Brasília - Como falar em ética na política num país que tem 7,5 milhões de analfabetos acima de 15 anos?
Com base em que informações, necessidades, impulsos e vontades votam esses e outros milhões de pessoas que não lêem jornais, pouco ou nunca vêem televisão, comem e moram mal?
E como é que nós, que lemos jornais, vemos televisão, viajamos e comemos (em geral mais do que devemos) podemos condenar aqueles do outro grupo que trocam voto por dinheiro, dentadura, sapato ou lote?
Complicado, não é?

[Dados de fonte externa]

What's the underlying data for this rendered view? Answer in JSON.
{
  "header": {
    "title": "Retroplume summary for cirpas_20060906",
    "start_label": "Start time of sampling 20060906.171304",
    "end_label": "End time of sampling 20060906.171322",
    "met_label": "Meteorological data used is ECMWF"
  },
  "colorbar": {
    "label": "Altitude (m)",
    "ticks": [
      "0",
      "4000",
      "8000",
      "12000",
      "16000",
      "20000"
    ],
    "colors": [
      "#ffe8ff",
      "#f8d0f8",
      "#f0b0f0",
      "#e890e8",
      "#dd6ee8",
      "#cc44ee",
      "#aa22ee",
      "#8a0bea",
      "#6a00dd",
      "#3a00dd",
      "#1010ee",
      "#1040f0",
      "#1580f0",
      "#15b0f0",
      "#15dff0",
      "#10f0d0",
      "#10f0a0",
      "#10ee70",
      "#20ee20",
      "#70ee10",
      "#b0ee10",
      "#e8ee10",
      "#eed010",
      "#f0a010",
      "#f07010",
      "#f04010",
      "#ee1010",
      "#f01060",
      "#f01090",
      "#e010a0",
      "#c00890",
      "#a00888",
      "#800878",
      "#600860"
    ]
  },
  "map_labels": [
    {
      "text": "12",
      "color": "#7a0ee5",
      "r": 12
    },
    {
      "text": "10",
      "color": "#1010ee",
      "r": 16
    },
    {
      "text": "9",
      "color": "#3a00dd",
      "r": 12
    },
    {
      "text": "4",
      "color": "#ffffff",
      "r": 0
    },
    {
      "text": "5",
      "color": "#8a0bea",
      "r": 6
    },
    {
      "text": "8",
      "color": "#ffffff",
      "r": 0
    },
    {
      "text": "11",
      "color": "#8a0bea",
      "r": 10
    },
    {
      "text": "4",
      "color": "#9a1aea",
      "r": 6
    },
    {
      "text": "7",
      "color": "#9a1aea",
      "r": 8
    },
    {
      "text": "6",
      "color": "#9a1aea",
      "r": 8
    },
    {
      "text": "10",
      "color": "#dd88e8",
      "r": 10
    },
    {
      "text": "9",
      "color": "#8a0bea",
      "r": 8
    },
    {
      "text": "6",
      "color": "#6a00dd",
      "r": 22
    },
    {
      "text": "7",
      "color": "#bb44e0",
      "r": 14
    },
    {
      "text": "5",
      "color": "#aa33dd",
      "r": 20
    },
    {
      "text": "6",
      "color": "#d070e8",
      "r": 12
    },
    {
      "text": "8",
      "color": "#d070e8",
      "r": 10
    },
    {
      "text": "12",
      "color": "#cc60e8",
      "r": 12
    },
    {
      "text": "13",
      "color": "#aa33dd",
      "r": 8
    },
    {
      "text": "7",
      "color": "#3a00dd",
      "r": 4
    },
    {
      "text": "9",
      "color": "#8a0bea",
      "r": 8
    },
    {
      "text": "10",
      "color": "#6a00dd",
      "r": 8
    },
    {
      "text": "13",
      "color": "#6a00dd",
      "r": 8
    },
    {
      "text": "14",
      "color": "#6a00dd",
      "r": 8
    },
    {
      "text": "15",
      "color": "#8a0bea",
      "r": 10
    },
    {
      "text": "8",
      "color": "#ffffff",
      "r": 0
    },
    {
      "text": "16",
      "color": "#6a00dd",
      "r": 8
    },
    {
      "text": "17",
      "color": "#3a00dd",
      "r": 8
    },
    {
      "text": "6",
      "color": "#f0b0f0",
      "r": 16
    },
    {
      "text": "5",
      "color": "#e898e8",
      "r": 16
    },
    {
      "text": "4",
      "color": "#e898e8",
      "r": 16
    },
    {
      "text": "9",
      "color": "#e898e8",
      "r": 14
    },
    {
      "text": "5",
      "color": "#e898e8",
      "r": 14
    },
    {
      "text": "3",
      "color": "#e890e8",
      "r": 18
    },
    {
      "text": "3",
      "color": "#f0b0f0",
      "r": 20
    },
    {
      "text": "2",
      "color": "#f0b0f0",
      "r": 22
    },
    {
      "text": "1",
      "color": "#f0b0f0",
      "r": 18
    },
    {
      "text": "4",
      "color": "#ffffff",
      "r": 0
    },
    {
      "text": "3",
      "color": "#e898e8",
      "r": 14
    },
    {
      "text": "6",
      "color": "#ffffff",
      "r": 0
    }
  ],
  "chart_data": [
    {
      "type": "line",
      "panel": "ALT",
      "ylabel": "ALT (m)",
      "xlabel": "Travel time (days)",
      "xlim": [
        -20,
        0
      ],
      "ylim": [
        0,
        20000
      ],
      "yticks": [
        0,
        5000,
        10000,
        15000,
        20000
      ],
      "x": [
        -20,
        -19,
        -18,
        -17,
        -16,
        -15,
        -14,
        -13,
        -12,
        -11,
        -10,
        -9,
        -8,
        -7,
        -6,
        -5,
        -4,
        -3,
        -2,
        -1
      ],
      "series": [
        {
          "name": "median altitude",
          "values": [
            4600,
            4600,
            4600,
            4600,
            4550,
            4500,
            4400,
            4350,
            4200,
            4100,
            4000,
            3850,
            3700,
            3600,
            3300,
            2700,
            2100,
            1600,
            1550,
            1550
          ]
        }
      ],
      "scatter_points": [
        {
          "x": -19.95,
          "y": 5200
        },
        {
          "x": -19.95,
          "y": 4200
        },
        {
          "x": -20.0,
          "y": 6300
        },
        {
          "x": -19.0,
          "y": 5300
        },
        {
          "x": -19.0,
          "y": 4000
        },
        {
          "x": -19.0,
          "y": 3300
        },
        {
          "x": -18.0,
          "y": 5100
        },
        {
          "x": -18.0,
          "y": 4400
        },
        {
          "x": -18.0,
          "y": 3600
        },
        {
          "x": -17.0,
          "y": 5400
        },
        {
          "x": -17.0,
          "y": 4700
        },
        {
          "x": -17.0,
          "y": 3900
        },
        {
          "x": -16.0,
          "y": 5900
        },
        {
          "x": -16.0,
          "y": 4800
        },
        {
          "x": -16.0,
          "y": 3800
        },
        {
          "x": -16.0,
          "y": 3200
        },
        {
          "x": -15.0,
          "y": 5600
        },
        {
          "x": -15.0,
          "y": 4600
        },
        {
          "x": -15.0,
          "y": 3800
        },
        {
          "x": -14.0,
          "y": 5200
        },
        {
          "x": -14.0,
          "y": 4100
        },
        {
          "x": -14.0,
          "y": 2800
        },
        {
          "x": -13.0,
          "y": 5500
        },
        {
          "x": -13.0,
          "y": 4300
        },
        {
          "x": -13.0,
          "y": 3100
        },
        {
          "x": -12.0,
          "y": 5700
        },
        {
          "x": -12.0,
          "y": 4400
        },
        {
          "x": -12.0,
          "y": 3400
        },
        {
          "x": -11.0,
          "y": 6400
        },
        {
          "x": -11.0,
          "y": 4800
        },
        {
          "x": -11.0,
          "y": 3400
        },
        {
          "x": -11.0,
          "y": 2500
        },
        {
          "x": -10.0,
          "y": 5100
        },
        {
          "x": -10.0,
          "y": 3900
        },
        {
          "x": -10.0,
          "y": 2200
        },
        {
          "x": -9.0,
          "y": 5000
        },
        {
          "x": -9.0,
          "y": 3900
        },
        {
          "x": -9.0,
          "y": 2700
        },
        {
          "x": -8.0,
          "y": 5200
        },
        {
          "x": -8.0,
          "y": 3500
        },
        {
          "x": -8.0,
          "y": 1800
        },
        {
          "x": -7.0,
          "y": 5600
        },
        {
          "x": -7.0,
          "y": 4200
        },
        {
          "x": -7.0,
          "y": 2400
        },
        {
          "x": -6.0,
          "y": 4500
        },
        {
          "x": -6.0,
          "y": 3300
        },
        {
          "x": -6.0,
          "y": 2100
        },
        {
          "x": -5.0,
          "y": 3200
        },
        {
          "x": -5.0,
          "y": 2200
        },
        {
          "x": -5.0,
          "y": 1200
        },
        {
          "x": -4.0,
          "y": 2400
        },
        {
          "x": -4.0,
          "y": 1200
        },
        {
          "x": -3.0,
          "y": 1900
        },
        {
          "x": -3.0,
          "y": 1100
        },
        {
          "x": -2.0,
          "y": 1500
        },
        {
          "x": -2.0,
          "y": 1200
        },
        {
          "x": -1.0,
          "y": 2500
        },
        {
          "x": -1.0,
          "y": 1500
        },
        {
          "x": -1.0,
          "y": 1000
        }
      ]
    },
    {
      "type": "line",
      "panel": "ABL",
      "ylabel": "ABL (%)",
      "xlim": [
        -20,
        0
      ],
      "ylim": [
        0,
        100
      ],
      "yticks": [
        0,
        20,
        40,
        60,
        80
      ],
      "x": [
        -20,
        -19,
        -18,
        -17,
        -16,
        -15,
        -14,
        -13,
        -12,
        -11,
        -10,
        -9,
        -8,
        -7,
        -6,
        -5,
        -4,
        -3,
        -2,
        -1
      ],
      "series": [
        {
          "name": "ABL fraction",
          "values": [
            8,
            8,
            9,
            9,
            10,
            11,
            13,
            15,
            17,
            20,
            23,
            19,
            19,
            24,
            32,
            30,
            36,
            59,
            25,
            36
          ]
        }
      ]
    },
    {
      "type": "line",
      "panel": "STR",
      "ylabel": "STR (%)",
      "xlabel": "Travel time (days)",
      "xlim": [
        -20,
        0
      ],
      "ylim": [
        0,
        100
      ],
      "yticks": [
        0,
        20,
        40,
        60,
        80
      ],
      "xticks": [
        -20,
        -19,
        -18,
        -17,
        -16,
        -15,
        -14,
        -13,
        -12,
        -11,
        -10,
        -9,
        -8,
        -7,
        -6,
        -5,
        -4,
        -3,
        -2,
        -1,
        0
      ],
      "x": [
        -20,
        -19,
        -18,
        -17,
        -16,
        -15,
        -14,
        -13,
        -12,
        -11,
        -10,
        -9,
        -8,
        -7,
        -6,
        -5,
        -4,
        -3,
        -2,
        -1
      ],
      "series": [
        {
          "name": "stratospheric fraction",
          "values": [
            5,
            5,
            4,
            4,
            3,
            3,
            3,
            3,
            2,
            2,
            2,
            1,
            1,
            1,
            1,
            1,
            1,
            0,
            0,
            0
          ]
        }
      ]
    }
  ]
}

Para o ex-reitor da UnB e ex-governador Cristóvam Buarque, estudioso da ética na política, a única saída é "botar todo mundo na escola e ter paciência". Tem lá seu fundo de verdade, mas equivale a "deixar o bolo crescer para depois dividir". A distribuição nunca acontece.
O melhor é justamente não ter um pingo de paciência e tentar, primeiro, botar mesmo todo mundo na escola e, simultaneamente, proteger o voto. Como? Pregação, constrangimento e intimidação pura e simples.
A pregação cabe também a igrejas, entidades, universidades, escolas e imprensa. O constrangimento começa pelos partidos, que não podem sair filiando qualquer um. Continua pelo empresário, que alimenta candidatos que só vão engordar as ocorrências policiais e os processos de cassação. E é arrematado pelo juiz, que pode "cortar o mal pela raiz", cassando registros.
A intimidação tem que ser direta: leis duras, impugnações, multas daqui, cadeias dali. E, finalmente, mudança no artigo 53 da Constituição -o da "imunidade paralamentar", segundo um leitor bem-humorado.
Alguns discordam da idéia de cassar a vaga do partido junto com o deputado. Alegam que o Estado também seria punido. Rondônia, por exemplo, teria perdido três de suas oito vagas na Câmara numa só legislatura: Jabes Rabelo foi cassado em 91, Nobel Moura, em 93, e Raquel Cândido, em 94.
E daí? Ótimo. Nada poderia ser mais pedagógico, constrangedor e intimidatório. Rondônia passaria a votar melhor. E certamente seria melhor.